“Madame la Duchesse will not be going to her corsetier’s?”

“It depends if there’s time. What did I do with my shopping-list?” the Duchess replied, gathering up abstractedly a large, becoroneted vanity-case and a parasol. She had a gown of khaki and daffodil and a black tricorne hat trimmed with green. “Give me my other sunshade, the jade—and don’t forget—: On me trouvera, Soit au Palais Royal, soit, au Palais de Glace!” she enjoined sailing quickly out.

Leaving the Ritz by a side door, she found herself in a quiet, shady street, bordering the Regina Gardens. Above a sky so blue, so clear, so luminous seemed to cry out: “Nothing matters! Why worry? Be sanguine! Amuse yourself! Nothing matters!”

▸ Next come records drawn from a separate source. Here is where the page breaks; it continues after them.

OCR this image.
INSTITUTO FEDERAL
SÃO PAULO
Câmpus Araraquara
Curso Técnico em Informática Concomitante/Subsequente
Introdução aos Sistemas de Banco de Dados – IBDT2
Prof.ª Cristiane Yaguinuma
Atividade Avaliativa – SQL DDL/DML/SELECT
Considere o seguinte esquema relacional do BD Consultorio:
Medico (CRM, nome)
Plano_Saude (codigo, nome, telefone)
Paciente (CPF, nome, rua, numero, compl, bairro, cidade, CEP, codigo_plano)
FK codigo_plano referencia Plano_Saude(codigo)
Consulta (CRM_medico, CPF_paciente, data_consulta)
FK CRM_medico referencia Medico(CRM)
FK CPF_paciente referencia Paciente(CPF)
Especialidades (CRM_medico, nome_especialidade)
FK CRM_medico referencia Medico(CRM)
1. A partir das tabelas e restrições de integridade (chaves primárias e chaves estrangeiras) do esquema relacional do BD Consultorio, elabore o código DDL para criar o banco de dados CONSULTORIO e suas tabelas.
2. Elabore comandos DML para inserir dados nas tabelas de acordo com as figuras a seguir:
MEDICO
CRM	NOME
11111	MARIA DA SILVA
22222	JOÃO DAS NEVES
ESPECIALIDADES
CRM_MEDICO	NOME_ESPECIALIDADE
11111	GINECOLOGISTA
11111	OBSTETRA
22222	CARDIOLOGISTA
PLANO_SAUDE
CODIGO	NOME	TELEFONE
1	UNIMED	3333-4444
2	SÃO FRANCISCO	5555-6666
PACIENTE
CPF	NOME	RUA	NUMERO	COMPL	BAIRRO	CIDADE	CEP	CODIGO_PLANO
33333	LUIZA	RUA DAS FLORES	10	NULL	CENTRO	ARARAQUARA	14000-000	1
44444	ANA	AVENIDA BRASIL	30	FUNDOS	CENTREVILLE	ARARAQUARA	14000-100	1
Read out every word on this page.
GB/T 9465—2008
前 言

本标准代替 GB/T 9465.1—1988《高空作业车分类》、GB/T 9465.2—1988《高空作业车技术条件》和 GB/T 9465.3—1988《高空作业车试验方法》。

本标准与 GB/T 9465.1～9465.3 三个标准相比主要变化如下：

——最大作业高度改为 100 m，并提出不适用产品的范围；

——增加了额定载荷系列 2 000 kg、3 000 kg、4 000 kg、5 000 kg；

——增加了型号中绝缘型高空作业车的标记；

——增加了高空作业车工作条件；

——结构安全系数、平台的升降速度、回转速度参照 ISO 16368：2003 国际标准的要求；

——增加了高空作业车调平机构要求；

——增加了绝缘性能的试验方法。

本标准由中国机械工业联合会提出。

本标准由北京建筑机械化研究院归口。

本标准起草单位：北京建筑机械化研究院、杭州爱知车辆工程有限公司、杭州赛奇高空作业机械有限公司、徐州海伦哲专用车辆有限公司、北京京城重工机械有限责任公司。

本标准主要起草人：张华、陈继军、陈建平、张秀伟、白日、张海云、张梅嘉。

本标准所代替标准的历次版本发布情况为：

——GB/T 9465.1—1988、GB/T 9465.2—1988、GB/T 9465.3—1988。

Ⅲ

Traversing the gardens, her mind preoccupied by Madame Wetme’s note, the Duchess branched off into a busy thoroughfare, leading towards the Opera, in whose vicinity lay the city’s principal shops. To learn of anything to one’s advantage was, of course, always welcome, but there were various other claims upon her besides that afternoon, which she was unable, or loath to ignore—the palace, a thé dansant or two, and then her favourite rink ... although the unfortunate part was, most of the rink instructors were still unpaid, and, on the last occasion she had hired a man to waltz with her, he had taken advantage of the fact by pressing her waist with greater freedom than she felt he need have done.

Turning into the Opera Square with its fine arcades, she paused, half furtively, before a Florist’s shop. Only her solicitors and a few in the secret were aware that the premises known as Haboubet of Egypt were her own; for fearful lest they might be occupied one day by sheriffs’ officers, the little business venture had been kept the closest mystery. Lilies “from Karnak,” Roses “from the Land of Punt” (all grown in the gardens of her country house, in the purlieus of the capital) found immediate and daily favour among amateurs of the choice. Indeed as her gardener frequently said, the demand for Roses from the Land of Punt, was more than he could possibly cope with without an extra man.

“I may as well run in and take whatever there’s in the till,” she reflected—“not that, I fear, there’s much....”

The superintendent, a slim Tunisian boy, was crouching pitcher-posture upon the floor, chanting languidly to himself, his head supported by an osier pannier lately arrived from “Punt.”

“Up, Bachir!” the Duchess upbraided. “Remember the fresh consignments perish, while you dream there and sing.”

The young Tunisian smiled.

He worshipped the Duchess, and the song he was improvising as she entered, had been inspired by her. In it (had she known) he had led her by devious tender stages to his Father’s fondouk at Tifilalet “on the blue Lake of Fetzara,” where he was about to present her to the Cheikh, and the whole assembled village, as his chosen bride.